Cool heads needed in Bali case

There has been quite a bit of comment about the 14 year old boy currently up on drug charges in Bali.  Much of it nonsense, a lot of it emotional dribble and quite a lot of it straight out lies.

Before we continue, let me say straight out that I have never taken narcotic drugs intentionally.  The only drugs I have ever taken was the partial eating of a marihuana cookie in 1978.  I've never understood the attraction of drugs and why people would voluntarily get involved in a lifestyle which is expensive, unhealthy and dangerous.

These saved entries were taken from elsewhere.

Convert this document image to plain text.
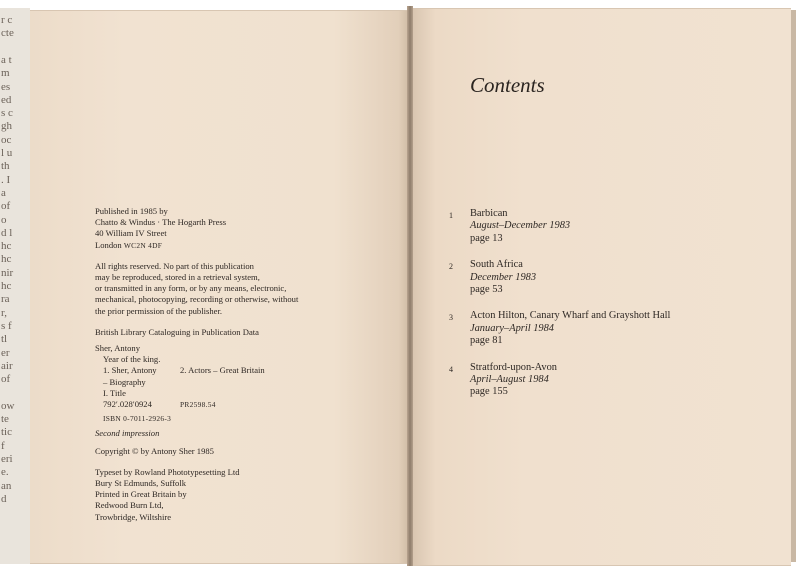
r c
cte
a t
m
es
ed
s c
gh
oc
l u
th
. I
a
of
o
d l
hc
hc
nir
hc
ra
r,
s f
tl
er
air
of
ow
te
tic
f
eri
e.
an
d

Published in 1985 by
Chatto & Windus · The Hogarth Press
40 William IV Street
London WC2N 4DF
All rights reserved. No part of this publication
may be reproduced, stored in a retrieval system,
or transmitted in any form, or by any means, electronic,
mechanical, photocopying, recording or otherwise, without
the prior permission of the publisher.
British Library Cataloguing in Publication Data
Sher, Antony
Year of the king.
1. Sher, Antony	2. Actors – Great Britain
– Biography
I. Title
792′.028′0924	PR2598.54
ISBN 0-7011-2926-3
Second impression
Copyright © by Antony Sher 1985
Typeset by Rowland Phototypesetting Ltd
Bury St Edmunds, Suffolk
Printed in Great Britain by
Redwood Burn Ltd,
Trowbridge, Wiltshire
Contents
1	Barbican
August–December 1983
page 13
2	South Africa
December 1983
page 53
3	Acton Hilton, Canary Wharf and Grayshott Hall
January–April 1984
page 81
4	Stratford-upon-Avon
April–August 1984
page 155
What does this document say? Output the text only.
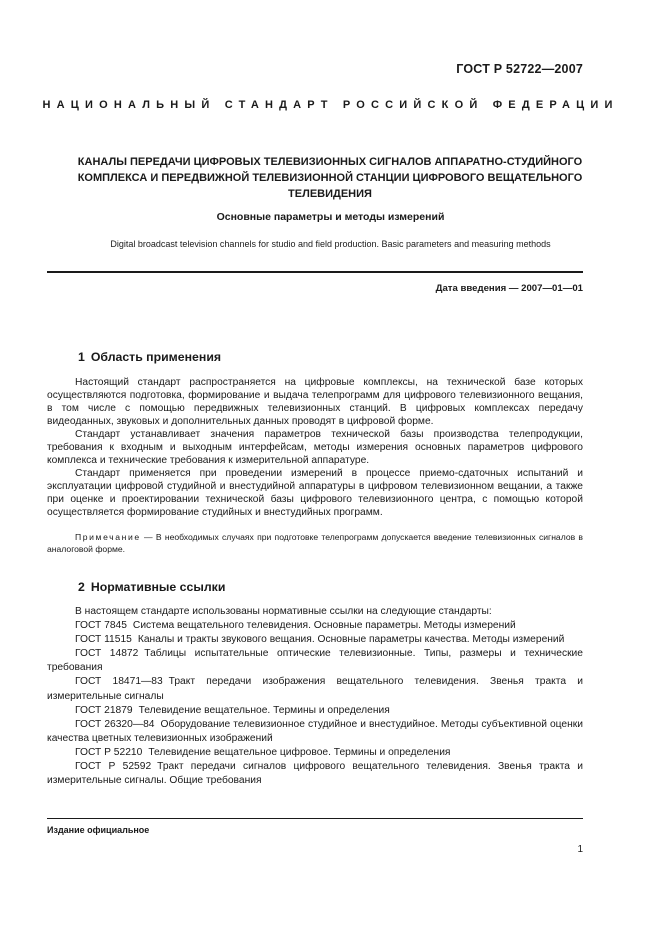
ГОСТ Р 52722—2007
НАЦИОНАЛЬНЫЙ СТАНДАРТ РОССИЙСКОЙ ФЕДЕРАЦИИ
КАНАЛЫ ПЕРЕДАЧИ ЦИФРОВЫХ ТЕЛЕВИЗИОННЫХ СИГНАЛОВ АППАРАТНО-СТУДИЙНОГО КОМПЛЕКСА И ПЕРЕДВИЖНОЙ ТЕЛЕВИЗИОННОЙ СТАНЦИИ ЦИФРОВОГО ВЕЩАТЕЛЬНОГО ТЕЛЕВИДЕНИЯ
Основные параметры и методы измерений
Digital broadcast television channels for studio and field production. Basic parameters and measuring methods
Дата введения — 2007—01—01
1 Область применения

Настоящий стандарт распространяется на цифровые комплексы, на технической базе которых осуществляются подготовка, формирование и выдача телепрограмм для цифрового телевизионного вещания, в том числе с помощью передвижных телевизионных станций. В цифровых комплексах передачу видеоданных, звуковых и дополнительных данных проводят в цифровой форме.

Стандарт устанавливает значения параметров технической базы производства телепродукции, требования к входным и выходным интерфейсам, методы измерения основных параметров цифрового комплекса и технические требования к измерительной аппаратуре.

Стандарт применяется при проведении измерений в процессе приемо-сдаточных испытаний и эксплуатации цифровой студийной и внестудийной аппаратуры в цифровом телевизионном вещании, а также при оценке и проектировании технической базы цифрового телевизионного центра, с помощью которой осуществляется формирование студийных и внестудийных программ.

Примечание — В необходимых случаях при подготовке телепрограмм допускается введение телевизионных сигналов в аналоговой форме.

2 Нормативные ссылки
В настоящем стандарте использованы нормативные ссылки на следующие стандарты:
ГОСТ 7845 Система вещательного телевидения. Основные параметры. Методы измерений
ГОСТ 11515 Каналы и тракты звукового вещания. Основные параметры качества. Методы измерений
ГОСТ 14872 Таблицы испытательные оптические телевизионные. Типы, размеры и технические требования
ГОСТ 18471—83 Тракт передачи изображения вещательного телевидения. Звенья тракта и измерительные сигналы
ГОСТ 21879 Телевидение вещательное. Термины и определения
ГОСТ 26320—84 Оборудование телевизионное студийное и внестудийное. Методы субъективной оценки качества цветных телевизионных изображений
ГОСТ Р 52210 Телевидение вещательное цифровое. Термины и определения
ГОСТ Р 52592 Тракт передачи сигналов цифрового вещательного телевидения. Звенья тракта и измерительные сигналы. Общие требования
Издание официальное
1
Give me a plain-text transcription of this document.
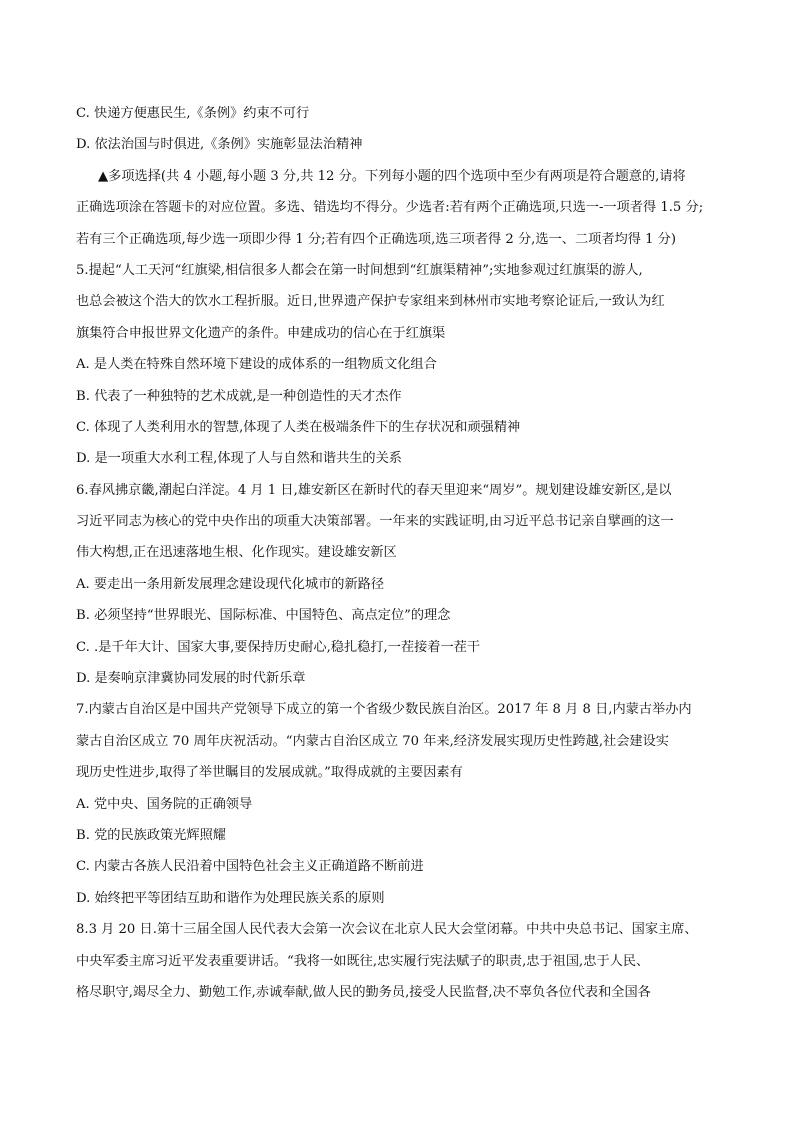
C. 快递方便惠民生,《条例》约束不可行
D. 依法治国与时俱进,《条例》实施彰显法治精神
▲多项选择(共 4 小题,每小题 3 分,共 12 分。下列每小题的四个选项中至少有两项是符合题意的,请将
正确选项涂在答题卡的对应位置。多选、错选均不得分。少选者:若有两个正确选项,只选一-一项者得 1.5 分;
若有三个正确选项,每少选一项即少得 1 分;若有四个正确选项,选三项者得 2 分,选一、二项者均得 1 分)
5.提起“人工天河“红旗梁,相信很多人都会在第一时间想到“红旗渠精神”;实地参观过红旗渠的游人,
也总会被这个浩大的饮水工程折服。近日,世界遗产保护专家组来到林州市实地考察论证后,一致认为红
旗集符合申报世界文化遗产的条件。申建成功的信心在于红旗渠
A. 是人类在特殊自然环境下建设的成体系的一组物质文化组合
B. 代表了一种独特的艺术成就,是一种创造性的天才杰作
C. 体现了人类利用水的智慧,体现了人类在极端条件下的生存状况和顽强精神
D. 是一项重大水利工程,体现了人与自然和谐共生的关系
6.春风拂京畿,潮起白洋淀。4 月 1 日,雄安新区在新时代的春天里迎来“周岁”。规划建设雄安新区,是以
习近平同志为核心的党中央作出的项重大决策部署。一年来的实践证明,由习近平总书记亲自擘画的这一
伟大构想,正在迅速落地生根、化作现实。建设雄安新区
A. 要走出一条用新发展理念建设现代化城市的新路径
B. 必须坚持“世界眼光、国际标准、中国特色、高点定位”的理念
C. .是千年大计、国家大事,要保持历史耐心,稳扎稳打,一茬接着一茬干
D. 是奏响京津冀协同发展的时代新乐章
7.内蒙古自治区是中国共产党领导下成立的第一个省级少数民族自治区。2017 年 8 月 8 日,内蒙古举办内
蒙古自治区成立 70 周年庆祝活动。“内蒙古自治区成立 70 年来,经济发展实现历史性跨越,社会建设实
现历史性进步,取得了举世瞩目的发展成就。”取得成就的主要因素有
A. 党中央、国务院的正确领导
B. 党的民族政策光辉照耀
C. 内蒙古各族人民沿着中国特色社会主义正确道路不断前进
D. 始终把平等团结互助和谐作为处理民族关系的原则
8.3 月 20 日.第十三届全国人民代表大会第一次会议在北京人民大会堂闭幕。中共中央总书记、国家主席、
中央军委主席习近平发表重要讲话。“我将一如既往,忠实履行宪法赋子的职责,忠于祖国,忠于人民、
格尽职守,竭尽全力、勤勉工作,赤诚奉献,做人民的勤务员,接受人民监督,决不辜负各位代表和全国各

Having said that a few questions need to be asked about how this boy came to be in possession of the marihuana in the first place.  I don't go along with the nonsensical claim that the boy is the victim of police corruption.  Many thousands of Australians visit Bali each year and they manage to return without getting involved with drugs or the police or ending up in jail.  And why would the police want to set somebody up like this?  If the police are indeed corrupt, why has the boy ended up in jail?  Surely the boy and his parents would have been able to come up with the bribe money to keep the boy out of jail and have the charges dropped?  It is a nonsense argument which is being put forward by ignorant people looking for excuses.

Another thing that many people haven't considered was why the boy was in the sleazy area of Denpasar in the first place.  According to media reports he was about to go for a massage.  Massage?  We all know what this word is a euphemism for.

We all need to step back a bit and have a cold shower.  We are talking about a foreign country where the laws are very different than here.  Talk that it might affect Aussie tourism to Bali are wide of the mark to say the least.  This is the location where there were not one but two terrorist bombings in 2002 and 2005 killing over 100 Australians.  Tourism did not drop as a result of those events and it is fanciful to suggest that a 14 year old boy being caught with drugs will have the slightest effect on a multi-million dollar industry.

All too often Australians in Bali treat the place as a third world playground where they can go, do whatever they like and act as badly as they can and there will be no consequences.  This attitude was examined in the 1984 Redgum song I've Been To Bali Too.  The main demographic who visit the island - young men - are especially prone to risky and larrikin behaviour and the abuse of alcohol and other drugs.

We shouldn't be any more sympathetic in this instance because an underage minor is involved.  Drugs are drugs and the law is the law.  If anything good comes out of this case it will be that Australian tourists mind their p's and q's when travelling overseas and respect the local laws and customs.  Judging by the reaction this case has generated in this country, that might be a forlorn hope.